I was wrong: batteries don’t need longer contracts

Published November 2016

Some financiers are determined to back storage, regardless of contract length. But there are trade-offs: are we prepared to accept a battery monoculture and higher costs?

Oops.

This is all a little embarrassing.

You see, I’ve been talking for ages about how storage needs longer contracts from National Grid and others to get financed. The evidence is here, here and here. My rationale was simple: short contracts create a real headache for investors and banks in valuing later life project revenues, particularly in a new market with high regulatory uncertainty. I was worried this would leave storage as an elite playground for large utilities who could fund projects on balance sheet, squeezing out all competition from independent developers.

Turns out I was wrong.

Thanks to innovation from forward-thinking players, the financing environment for storage is looking pretty darn competitive. Whilst many investors (and particularly lenders) remain hesitant, the most agile funds are getting comfortable with revenue myopia.
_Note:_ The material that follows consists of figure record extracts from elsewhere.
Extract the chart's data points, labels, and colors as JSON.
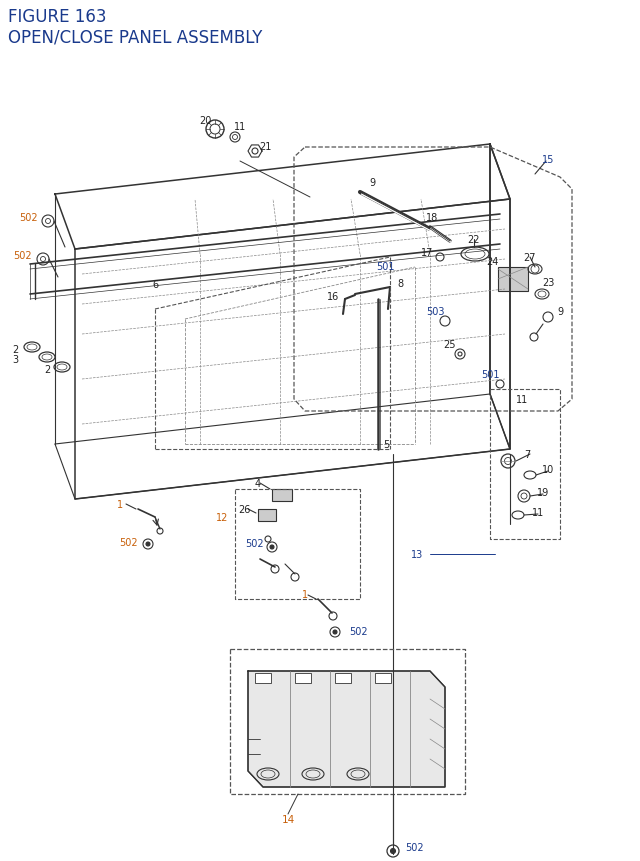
{
  "title_line1": "FIGURE 163",
  "title_line2": "OPEN/CLOSE PANEL ASSEMBLY",
  "title_color": "#1a3a8c",
  "title_fontsize": 12,
  "bg_color": "#ffffff",
  "orange": "#c8600a",
  "blue": "#1a3a8c",
  "black": "#222222",
  "dc": "#333333",
  "bc": "#555555",
  "lc": "#888888"
}
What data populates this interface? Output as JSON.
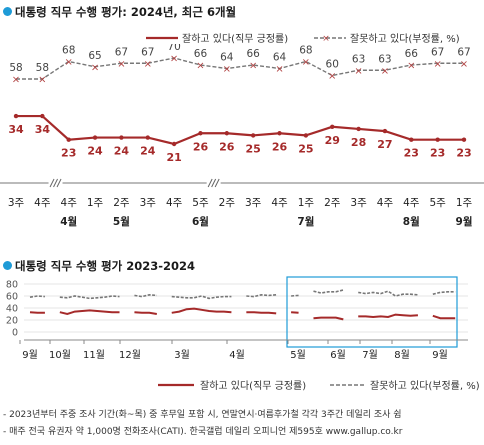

There are now – finally – real projects on the table with compelling revenue strategies, including behind-the-meter portfolios. And investors are fighting between them. From Everoze’s work as Technical Advisor, it’s clear there’s going to be some meaty transactions kicking off pretty soon.

Towards flexibility hubs

And, in chewing through my humble pie, this got me thinking – and thinking quite differently. Perhaps we need to stop obsessing about securing multi-year contracts, and think more about storage as a ‘flexibility hub’, participating on a merchant platform for trading. Perhaps longer-term, it’s less about locking down the revenues, and more about hopping between different revenues, bolting on extra capacity as needed. Perhaps it’s about greater creativity in revenue stacking – for instance, exploiting diurnal and seasonal trends in frequency response value to eke out more value.

In this ‘flexibility hub’ future, storage will serve a range of counterparties. Some will be well-known and trusted – like the distribution system operator. Others will be total strangers, as blockchain technology enables anonymous peer-to-peer trading. You might rent out your battery to National Grid for one hour, and to your neighbour for the next. Storage as a service becomes the norm.

Incidentally, this seems to be what BEIS and Ofgem (the UK’s policymaker and regulator) are hoping for when they talk about ‘flexibility trading/optimisation platforms’ in their latest Call for Evidence.

Beware: battery monoculture, and higher costs

But before we all merrily skip along to Silicon Valley, a dose of realism: transitioning to flexibility hubs will be a real slog. It’s easy to splurge out on tech buzzwords, but delivering on the vision will need both regulatory reform and a huge reserve of private sector grit to make it happen. Big-thinking strategists tend to gloss over these ‘details’ – but anybody battling through real-life revenue interface risk complexities on pioneering storage projects knows how tough the path ahead will be.

And, assuming the barriers are surmountable, ditching multi-year contracts in favour of the pure merchant route brings two big drawbacks:

1.      Super-short contracts mean a battery monoculture: Goodbye flywheels. Goodbye pumped hydro. Goodbye compressed air. Short contracts might theoretically be technology neutral, but the reality is that revenue short-termism favours storage assets with short lifespans and/or low CapEx requirements. In a nutshell: batteries. Ok, I’m exaggerating a bit – but anybody challenging this broad conclusion should check out the current policy debate on introducing a cap-and-floor regime for pumped hydro.

2.      Short contracts mean more expensive projects – due to higher financing costs: Although banks can generally get comfortable with availability-based payments such as EFR, they’ll tend to only lend against contracted revenues – and fact is, if those contracted revenues are four years or less, debt will struggle to be competitive. This means that projects will largely be equity financed – which makes financing costs higher than would otherwise be the case.

Hands up: I was wrong

So I was wrong: we don’t need longer contracts. 2-4 years is enough to whet the appetite of the most agile investors. But’s let’s be honest about the trade-offs. Shorter contracts mean a battery monoculture, and more expensive, equity-dominated projects.